Fast ein halbes Jahrhundert lagerten die Arbeiten von Saul Leiter unbeachtet in seinem New Yorker Atelier. Erst vor wenigen Jahren gelangte das Werk des heute 88-Jährigen in die Öffentlichkeit. Das Haus der Photographie widmet nun dem Fotografen und Maler mit der Schau "Saul Leiter - Retrospektive" die erste umfassende Präsentation weltweit. Neben den einzigartigen Farbaufnahmen aus der Zeit von 1946 bis heute zeigt die annähernd 400 Werke zählende Ausstellung frühe Schwarz-Weiß-Fotografie, Modefotografie und übermalte Aktfotografien sowie Skizzenbücher dieses fast in Vergessenheit geratenen Künstlers.

Saul Leiter, geboren 1923 als Sohn eines Rabbiners in Pittsburgh, kam 1946 nach New York, um Künstler zu werden. Sein Freund Richard Pousette-Dart machte ihn mit der Fotografie bekannt und Leiter entschloss sich, damit seinen Lebensunterhalt zu verdienen. Er fotografiert Mode und kann erste Schwarz-Weiß-Serien in den frühen 1950er-Jahren im "Life"-Magazin veröffentlichen. Außerdem nimmt er 1953 an der von Edward Steichen kuratierten Schau "Always the young strangers" im Museum of Modern Art teil. Später, von 1958 bis 1967, arbeitet er für "Harper's Bazaar" und setzt mit seinen lyrischen Aufnahmen Kontrapunkte etwa zur klaren Präzision eines Richard Avedon.

In seiner freien Arbeit betrachtet Saul Leiter das Medium Fotografie als künstlerisches Pendant zur Malerei.

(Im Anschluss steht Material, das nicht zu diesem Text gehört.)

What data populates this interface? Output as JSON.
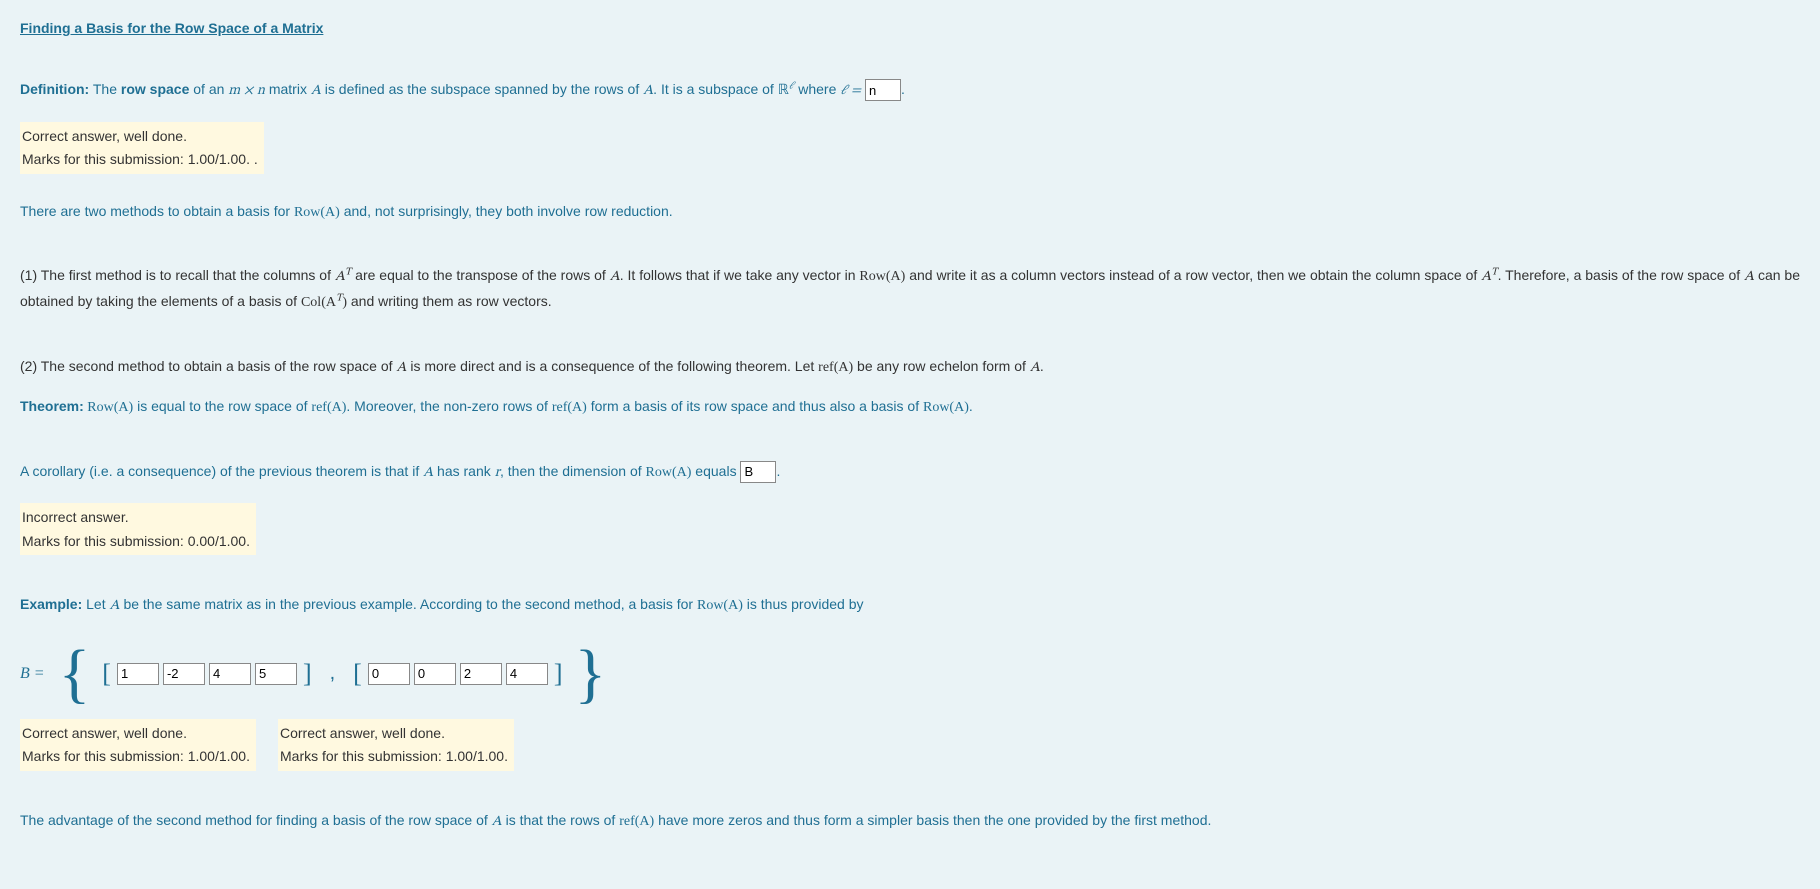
{
  "heading": "Finding a Basis for the Row Space of a Matrix",
  "definition": {
    "label": "Definition:",
    "pre": " The ",
    "term": "row space",
    "mid1": " of an ",
    "mxn": "m × n",
    "mid2": " matrix ",
    "A": "A",
    "mid3": " is defined as the subspace spanned by the rows of ",
    "A2": "A",
    "mid4": ". It is a subspace of ",
    "R": "ℝ",
    "ell": "ℓ",
    "where": " where ",
    "eq": "ℓ =",
    "input_value": "n",
    "period": "."
  },
  "feedback1": {
    "line1": "Correct answer, well done.",
    "line2": "Marks for this submission: 1.00/1.00. ."
  },
  "intro2": {
    "pre": "There are two methods to obtain a basis for ",
    "rowA": "Row(A)",
    "post": " and, not surprisingly, they both involve row reduction."
  },
  "method1": {
    "pre": "(1) The first method is to recall that the columns of ",
    "AT": "A",
    "Tsup": "T",
    "mid1": " are equal to the transpose of the rows of ",
    "A": "A",
    "mid2": ". It follows that if we take any vector in ",
    "rowA": "Row(A)",
    "mid3": " and write it as a column vectors instead of a row vector, then we obtain the column space of ",
    "AT2": "A",
    "Tsup2": "T",
    "mid4": ". Therefore, a basis of the row space of ",
    "A2": "A",
    "mid5": " can be obtained by taking the elements of a basis of ",
    "colAT": "Col(A",
    "Tsup3": "T",
    "colAT_close": ")",
    "post": " and writing them as row vectors."
  },
  "method2": {
    "pre": "(2) The second method to obtain a basis of the row space of ",
    "A": "A",
    "mid1": " is more direct and is  a consequence of the following theorem. Let ",
    "refA": "ref(A)",
    "mid2": " be any row echelon form of ",
    "A2": "A",
    "post": "."
  },
  "theorem": {
    "label": "Theorem:",
    "rowA": " Row(A)",
    "mid1": " is equal to the row space of ",
    "refA": "ref(A)",
    "mid2": ". Moreover, the non-zero rows of ",
    "refA2": "ref(A)",
    "mid3": " form a basis of its row space and thus also a basis of ",
    "rowA2": "Row(A)",
    "post": "."
  },
  "corollary": {
    "pre": "A corollary (i.e. a consequence) of the previous theorem is that if ",
    "A": "A",
    "mid1": " has rank ",
    "r": "r",
    "mid2": ", then the dimension of ",
    "rowA": "Row(A)",
    "equals": " equals ",
    "input_value": "B",
    "post": "."
  },
  "feedback2": {
    "line1": "Incorrect answer.",
    "line2": "Marks for this submission: 0.00/1.00."
  },
  "example": {
    "label": "Example:",
    "pre": " Let ",
    "A": "A",
    "mid1": " be the same matrix as in the previous example. According to the second method, a basis for ",
    "rowA": "Row(A)",
    "post": " is thus provided by"
  },
  "basis": {
    "B_eq": "B =",
    "vec1": [
      "1",
      "-2",
      "4",
      "5"
    ],
    "vec2": [
      "0",
      "0",
      "2",
      "4"
    ]
  },
  "feedback3a": {
    "line1": "Correct answer, well done.",
    "line2": "Marks for this submission: 1.00/1.00."
  },
  "feedback3b": {
    "line1": "Correct answer, well done.",
    "line2": "Marks for this submission: 1.00/1.00."
  },
  "advantage": {
    "pre": "The advantage of the second method for finding a basis of the row space of ",
    "A": "A",
    "mid1": " is that the rows of ",
    "refA": "ref(A)",
    "post": " have more zeros and thus form a simpler basis then the one provided by the first method."
  }
}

Er streift durch die Straßen seines Viertels, des New Yorker East Village, wo er bis heute lebt. "Ich glaube, dass wunderbare Dinge an bekannten Orten passieren", sagt er. Ampeln, Verkehrszeichen, spiegelnde Schaufenster, Passanten genügen ihm.

Vor allem rote Regenschirme ziehen seinen Blick an. Menschen unter einem Dach von Regenschirmen oder ein roter Regenschirm als Farbpunkt am Rand einer ansonsten grauen Szenerie. Menschen erscheinen häufig nicht als Individuum, sondern verborgen oder als bloße Form. Auf diese Weise bewegt sich seine Fotografie im Spannungsfeld zwischen Abstraktion und Alltagsbeschreibung. Als Saul Leiter begann, mit Farbe zu fotografieren, galt Farbfotografie als verachtenswert. Erst in den 1970er-Jahren setzte sie sich mit Vertretern der "New Color Photography" wie William Eggleston durch. Mit der Entdeckung des wunderbaren Werks von Saul Leiter muss nun Fotografiegeschichte neu geschrieben werden.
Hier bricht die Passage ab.